19. Build Internal Tools with Reverse ETL
Leverage a data stack with reverse ETL tools (e.g., Census) to push modeled data from your data warehouse to other tools, enabling the creation of low-code internal tools and automating information flow to teams.
5 Key Quotes
If you're the leader in some core product, our takeaway here is you should continue to out-invest everyone else in that core and then invest the profits that come out of that core into the next venture. Like invest profits and not people.
Vijay Iyengar
Ideas are fragile in their infancy. And it's, you know, a hard no can really kill a whole direction that you could potentially go that could be very high reach and high impact.
Vijay Iyengar
You can't mow your lawn while your house is on fire. You kind of put out the fire and then deal with everything else.
Vijay Iyengar
There's not that many people that need the sixth best CDP or the eighth best feature flagging or the tenth best message targeting tool.
Vijay Iyengar
Engineers have been tracking events from servers forever. It's called logs, right? And events are just logs with a user ID in them.
Vijay Iyengar
4 Protocols
Mixpanel's Core Product Refocusing Strategy (2018)
Vijay Iyengar- Make the hard call to say 'no' to secondary product categories and focus the entire engineering team on the core product.
- Discard all existing planning and planned work.
- Collect all churn reasons painstakingly gathered by customer success and sales teams.
- Group churn reasons by category (roughly product features needed).
- Sort grouped reasons in descending order by Annual Recurring Revenue (ARR).
- Select the top 10 items to form the immediate roadmap.
- Grant every engineer direct access to customers and assign them a problem bucket to work on, optimizing for speed and clarity.
Mixpanel's Six-Month Product Planning Cycle
Vijay Iyengar- Leadership team writes a strategy memo outlining company direction for the next year and product's contribution, establishing key pillars.
- Teams combine the strategy memo with quantitative and qualitative customer context.
- Teams ideate and develop a series of 'bets' for the next six months, defining the problem, solution hypothesis, plan to win, and success metrics.
- Product leadership (Head of Product, Head of Design) actively participates in ideation and solution discovery with each team, contributing ideas and thoughts.
- Teams finalize bets, creating three linked artifacts: a Notion database page for each bet (problem, evidence, reach/impact, success metrics, hypothesis, rough plan), a summary presentation (one slide per bet), and an execution-focused plan for sequencing and staffing.
- Teams present their plans in a 'roadshow' to the rest of the company to gather feedback.
RICE Prioritization Adjustment for Innovation
Vijay Iyengar- Initially ignore the 'Confidence' (C) and 'Effort' (E) components of the RICE framework.
- Focus on 'Reach' (R) and 'Impact' (I) to identify potentially high-reach, high-impact, and innovative bets.

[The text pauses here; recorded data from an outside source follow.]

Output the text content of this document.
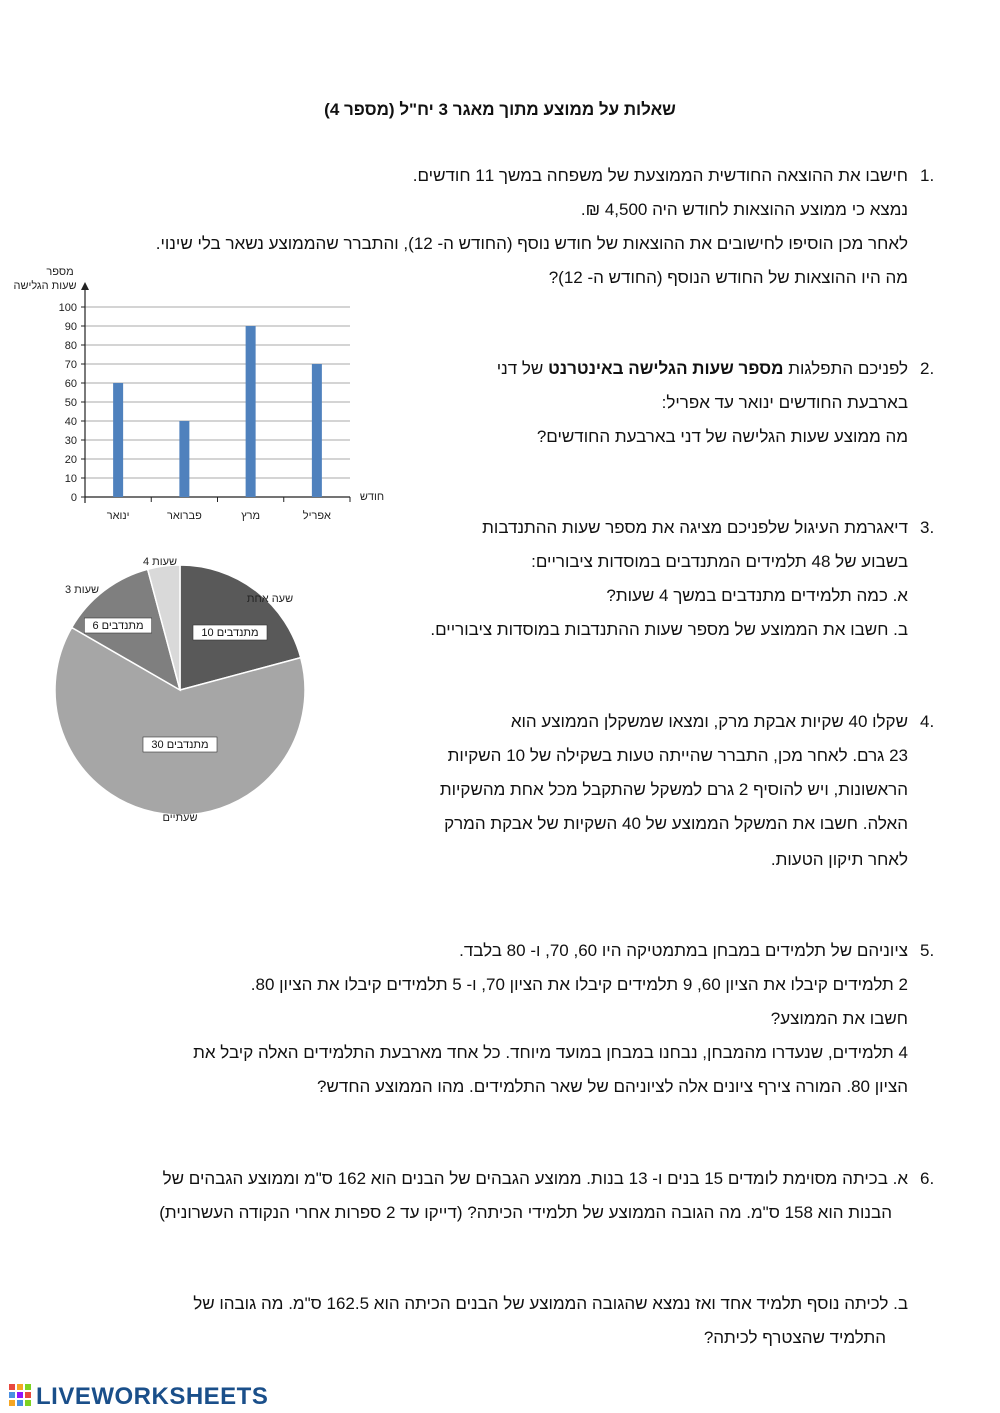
שאלות על ממוצע מתוך מאגר 3 יח"ל (מספר 4)
1.
חישבו את ההוצאה החודשית הממוצעת של משפחה במשך 11 חודשים.
נמצא כי ממוצע ההוצאות לחודש היה 4,500 ₪.
לאחר מכן הוסיפו לחישובים את ההוצאות של חודש נוסף (החודש ה- 12), והתברר שהממוצע נשאר בלי שינוי.
מה היו ההוצאות של החודש הנוסף (החודש ה- 12)?
2.
לפניכם התפלגות מספר שעות הגלישה באינטרנט של דני
בארבעת החודשים ינואר עד אפריל:
מה ממוצע שעות הגלישה של דני בארבעת החודשים?
3.
דיאגרמת העיגול שלפניכם מציגה את מספר שעות ההתנדבות
בשבוע של 48 תלמידים המתנדבים במוסדות ציבוריים:
א. כמה תלמידים מתנדבים במשך 4 שעות?
ב. חשבו את הממוצע של מספר שעות ההתנדבות במוסדות ציבוריים.
4.
שקלו 40 שקיות אבקת מרק, ומצאו שמשקלן הממוצע הוא
23 גרם. לאחר מכן, התברר שהייתה טעות בשקילה של 10 השקיות
הראשונות, ויש להוסיף 2 גרם למשקל שהתקבל מכל אחת מהשקיות
האלה. חשבו את המשקל הממוצע של 40 השקיות של אבקת המרק
לאחר תיקון הטעות.
5.
ציוניהם של תלמידים במבחן במתמטיקה היו 60, 70, ו- 80 בלבד.
2 תלמידים קיבלו את הציון 60, 9 תלמידים קיבלו את הציון 70, ו- 5 תלמידים קיבלו את הציון 80.
חשבו את הממוצע?
4 תלמידים, שנעדרו מהמבחן, נבחנו במבחן במועד מיוחד. כל אחד מארבעת התלמידים האלה קיבל את
הציון 80. המורה צירף ציונים אלה לציוניהם של שאר התלמידים. מהו הממוצע החדש?
6.
א. בכיתה מסוימת לומדים 15 בנים ו- 13 בנות. ממוצע הגבהים של הבנים הוא 162 ס"מ וממוצע הגבהים של
הבנות הוא 158 ס"מ. מה הגובה הממוצע של תלמידי הכיתה? (דייקו עד 2 ספרות אחרי הנקודה העשרונית)
ב. לכיתה נוסף תלמיד אחד ואז נמצא שהגובה הממוצע של הבנים הכיתה הוא 162.5 ס"מ. מה גובהו של
התלמיד שהצטרף לכיתה?
מספר
שעות הגלישה
0
10
20
30
40
50
60
70
80
90
100
ינואר	פברואר	מרץ	אפריל
חודש
שעה אחת
10 מתנדבים
שעתיים
30 מתנדבים
3 שעות
6 מתנדבים
4 שעות
LIVEWORKSHEETS
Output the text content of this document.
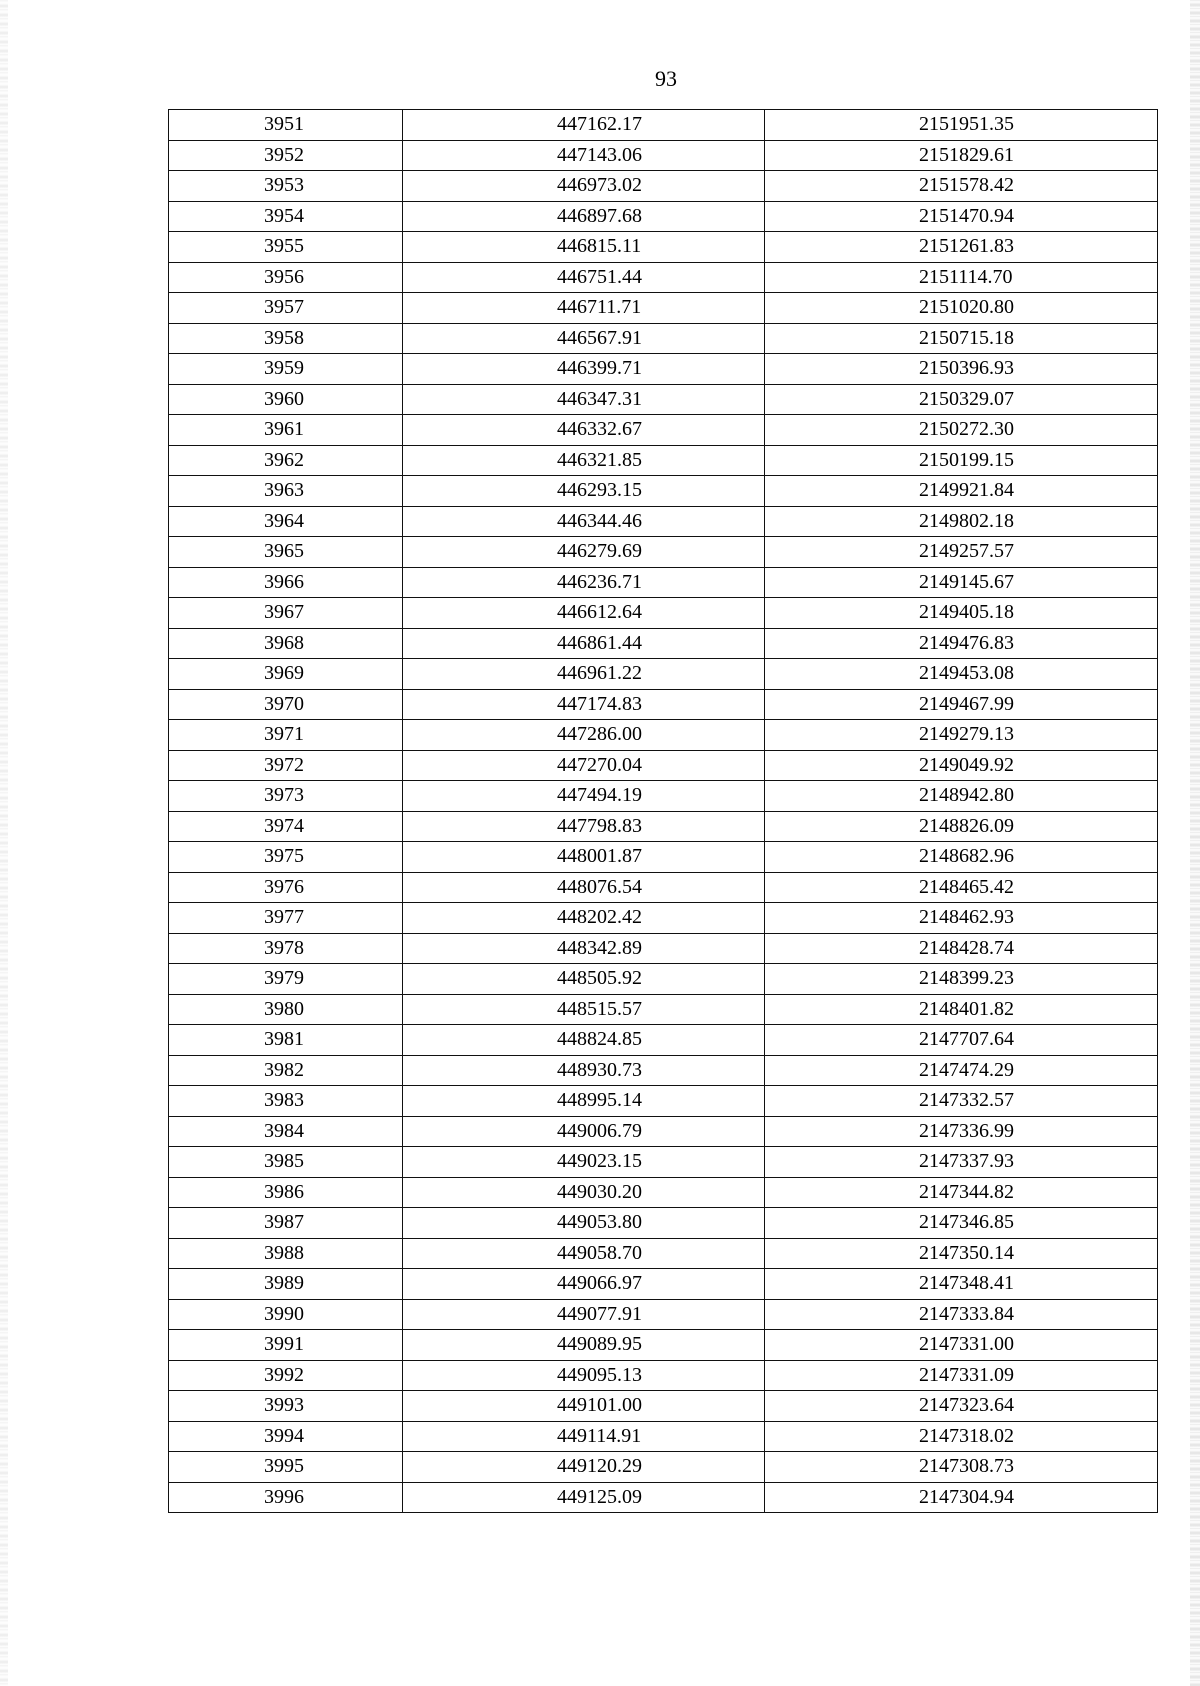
93
3951	447162.17	2151951.35
3952	447143.06	2151829.61
3953	446973.02	2151578.42
3954	446897.68	2151470.94
3955	446815.11	2151261.83
3956	446751.44	2151114.70
3957	446711.71	2151020.80
3958	446567.91	2150715.18
3959	446399.71	2150396.93
3960	446347.31	2150329.07
3961	446332.67	2150272.30
3962	446321.85	2150199.15
3963	446293.15	2149921.84
3964	446344.46	2149802.18
3965	446279.69	2149257.57
3966	446236.71	2149145.67
3967	446612.64	2149405.18
3968	446861.44	2149476.83
3969	446961.22	2149453.08
3970	447174.83	2149467.99
3971	447286.00	2149279.13
3972	447270.04	2149049.92
3973	447494.19	2148942.80
3974	447798.83	2148826.09
3975	448001.87	2148682.96
3976	448076.54	2148465.42
3977	448202.42	2148462.93
3978	448342.89	2148428.74
3979	448505.92	2148399.23
3980	448515.57	2148401.82
3981	448824.85	2147707.64
3982	448930.73	2147474.29
3983	448995.14	2147332.57
3984	449006.79	2147336.99
3985	449023.15	2147337.93
3986	449030.20	2147344.82
3987	449053.80	2147346.85
3988	449058.70	2147350.14
3989	449066.97	2147348.41
3990	449077.91	2147333.84
3991	449089.95	2147331.00
3992	449095.13	2147331.09
3993	449101.00	2147323.64
3994	449114.91	2147318.02
3995	449120.29	2147308.73
3996	449125.09	2147304.94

- Spend dedicated time (e.g., a week) with engineers and designers, committed to earnestly trying to solve these high-RI ideas.
- During this exploration, work to understand confidence and effort better, and potentially find higher-confidence, lower-effort ways to achieve the goals.

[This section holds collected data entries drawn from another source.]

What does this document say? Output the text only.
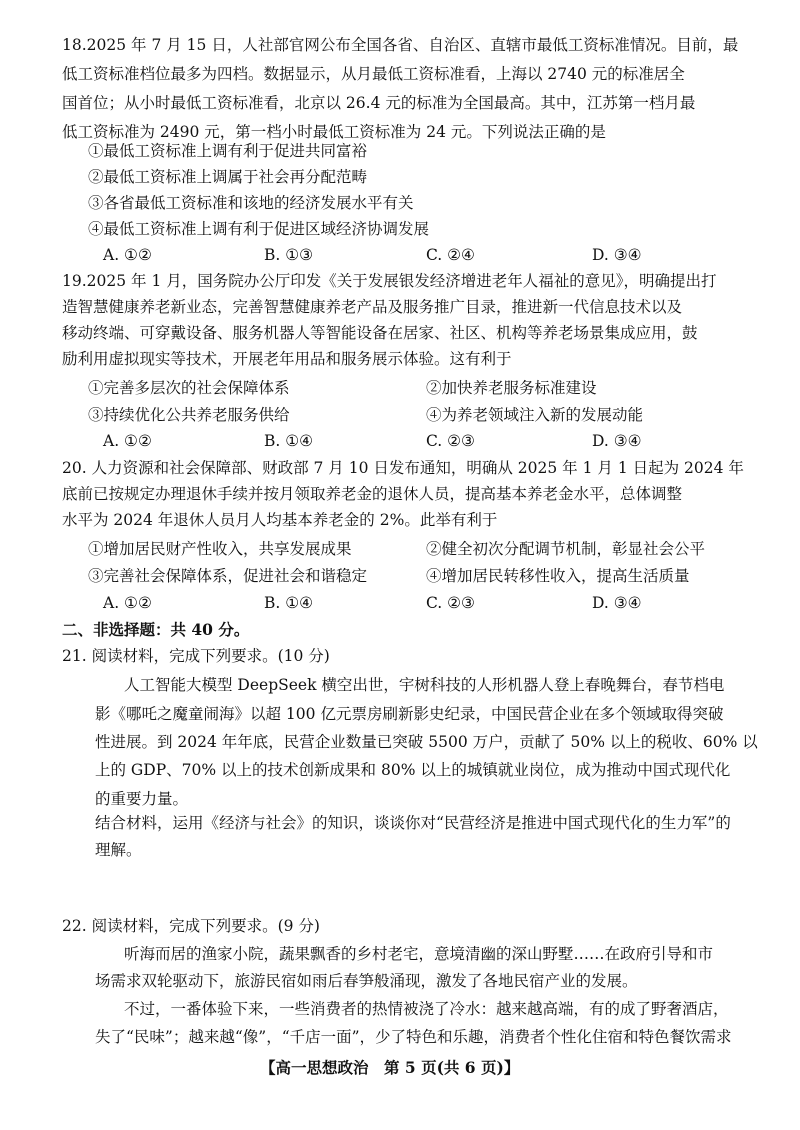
18.2025 年 7 月 15 日，人社部官网公布全国各省、自治区、直辖市最低工资标准情况。目前，最
低工资标准档位最多为四档。数据显示，从月最低工资标准看，上海以 2740 元的标准居全
国首位；从小时最低工资标准看，北京以 26.4 元的标准为全国最高。其中，江苏第一档月最
低工资标准为 2490 元，第一档小时最低工资标准为 24 元。下列说法正确的是
①最低工资标准上调有利于促进共同富裕
②最低工资标准上调属于社会再分配范畴
③各省最低工资标准和该地的经济发展水平有关
④最低工资标准上调有利于促进区域经济协调发展
A. ①②	B. ①③	C. ②④	D. ③④
19.2025 年 1 月，国务院办公厅印发《关于发展银发经济增进老年人福祉的意见》，明确提出打
造智慧健康养老新业态，完善智慧健康养老产品及服务推广目录，推进新一代信息技术以及
移动终端、可穿戴设备、服务机器人等智能设备在居家、社区、机构等养老场景集成应用，鼓
励利用虚拟现实等技术，开展老年用品和服务展示体验。这有利于
①完善多层次的社会保障体系	②加快养老服务标准建设
③持续优化公共养老服务供给	④为养老领域注入新的发展动能
A. ①②	B. ①④	C. ②③	D. ③④
20. 人力资源和社会保障部、财政部 7 月 10 日发布通知，明确从 2025 年 1 月 1 日起为 2024 年
底前已按规定办理退休手续并按月领取养老金的退休人员，提高基本养老金水平，总体调整
水平为 2024 年退休人员月人均基本养老金的 2%。此举有利于
①增加居民财产性收入，共享发展成果	②健全初次分配调节机制，彰显社会公平
③完善社会保障体系，促进社会和谐稳定	④增加居民转移性收入，提高生活质量
A. ①②	B. ①④	C. ②③	D. ③④
二、非选择题：共 40 分。
21. 阅读材料，完成下列要求。(10 分)
人工智能大模型 DeepSeek 横空出世，宇树科技的人形机器人登上春晚舞台，春节档电
影《哪吒之魔童闹海》以超 100 亿元票房刷新影史纪录，中国民营企业在多个领域取得突破
性进展。到 2024 年年底，民营企业数量已突破 5500 万户，贡献了 50% 以上的税收、60% 以
上的 GDP、70% 以上的技术创新成果和 80% 以上的城镇就业岗位，成为推动中国式现代化
的重要力量。
结合材料，运用《经济与社会》的知识，谈谈你对“民营经济是推进中国式现代化的生力军”的
理解。
22. 阅读材料，完成下列要求。(9 分)
听海而居的渔家小院，蔬果飘香的乡村老宅，意境清幽的深山野墅……在政府引导和市
场需求双轮驱动下，旅游民宿如雨后春笋般涌现，激发了各地民宿产业的发展。
不过，一番体验下来，一些消费者的热情被浇了冷水：越来越高端，有的成了野奢酒店，
失了“民味”；越来越“像”，“千店一面”，少了特色和乐趣，消费者个性化住宿和特色餐饮需求
【高一思想政治　第 5 页(共 6 页)】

- Reintroduce the 'Confidence' and 'Effort' components.
- Apply the RICE framework as usual to achieve a balanced mix of innovative, incremental, and technical/product debt bets.

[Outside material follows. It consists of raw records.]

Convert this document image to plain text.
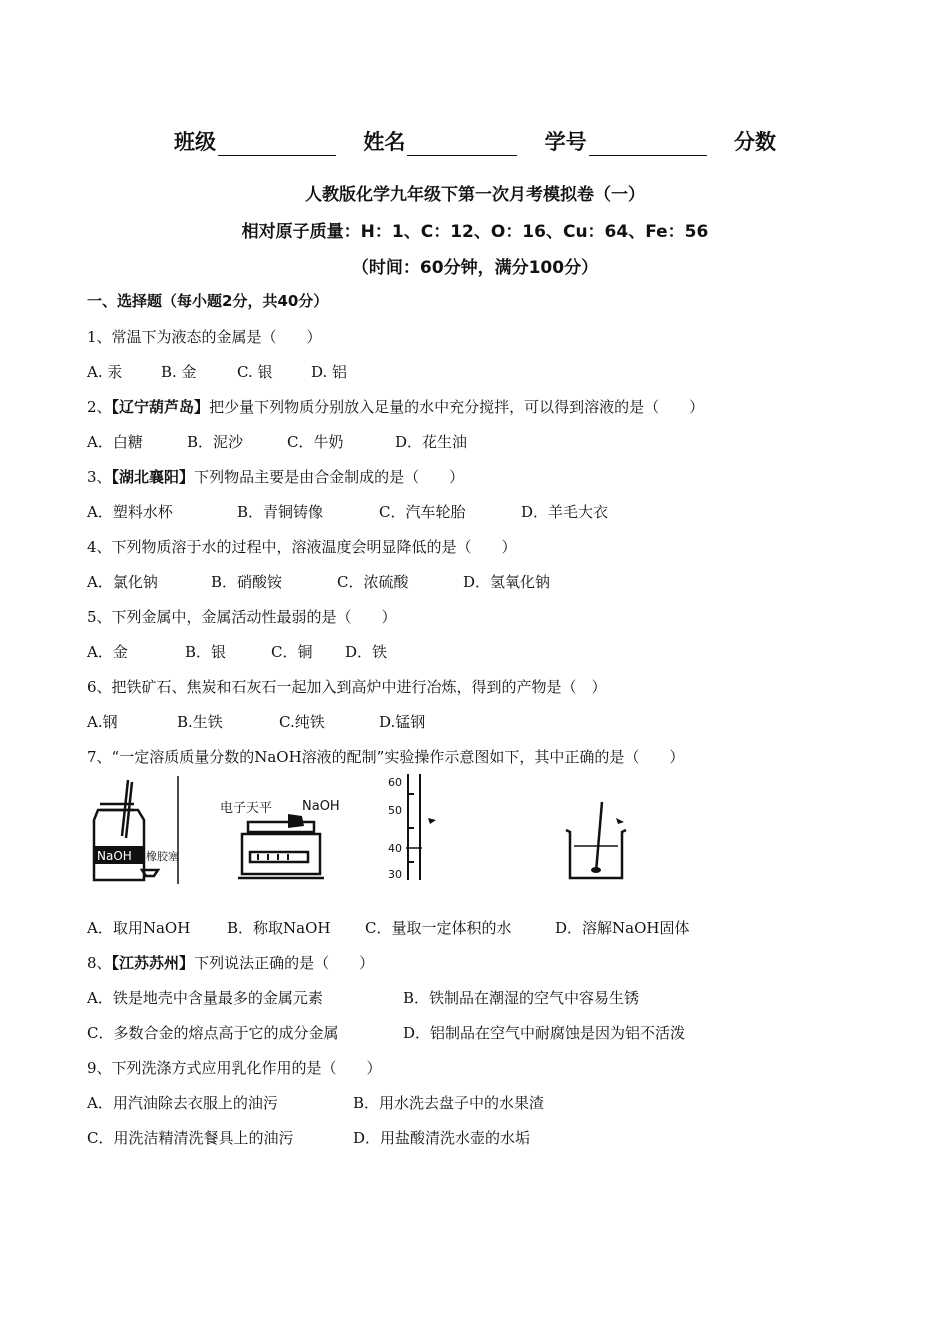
班级	姓名	学号	分数
人教版化学九年级下第一次月考模拟卷（一）
相对原子质量：H：1、C：12、O：16、Cu：64、Fe：56
（时间：60分钟，满分100分）
一、选择题（每小题2分，共40分）
1、常温下为液态的金属是（　　）
A. 汞	B. 金	C. 银	D. 铝
2、【辽宁葫芦岛】把少量下列物质分别放入足量的水中充分搅拌，可以得到溶液的是（　　）
A．白糖	B．泥沙	C．牛奶	D．花生油
3、【湖北襄阳】下列物品主要是由合金制成的是（　　）
A．塑料水杯	B．青铜铸像	C．汽车轮胎	D．羊毛大衣
4、下列物质溶于水的过程中，溶液温度会明显降低的是（　　）
A．氯化钠	B．硝酸铵	C．浓硫酸	D．氢氧化钠
5、下列金属中，金属活动性最弱的是（　　）
A．金	B．银	C．铜 D．铁
6、把铁矿石、焦炭和石灰石一起加入到高炉中进行冶炼，得到的产物是（　）
A.钢	B.生铁	C.纯铁	D.锰钢
7、“一定溶质质量分数的NaOH溶液的配制”实验操作示意图如下，其中正确的是（　　）
NaOH 橡胶塞
电子天平 NaOH
60
50
40
30
A．取用NaOH B．称取NaOH C．量取一定体积的水	D．溶解NaOH固体
8、【江苏苏州】下列说法正确的是（　　）
A．铁是地壳中含量最多的金属元素	B．铁制品在潮湿的空气中容易生锈
C．多数合金的熔点高于它的成分金属	D．铝制品在空气中耐腐蚀是因为铝不活泼
9、下列洗涤方式应用乳化作用的是（　　）
A．用汽油除去衣服上的油污	B．用水洗去盘子中的水果渣
C．用洗洁精清洗餐具上的油污	D．用盐酸清洗水壶的水垢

Server-Side Event Tracking for Analytics
Vijay Iyengar- Default to tracking events from your servers instead of client-side SDKs (web/mobile apps).
- Ensure all server-side logs include a user ID to transform them into trackable events.
- If necessary, supplement server-side tracking with client-side context for data only available on the client.
- Pipe all event data from servers into a data warehouse (e.g., BigQuery, Snowflake, Redshift).
- Use reverse ETL tools (e.g., Census) to push modeled and joined data from the data warehouse to analytics tools and other internal systems.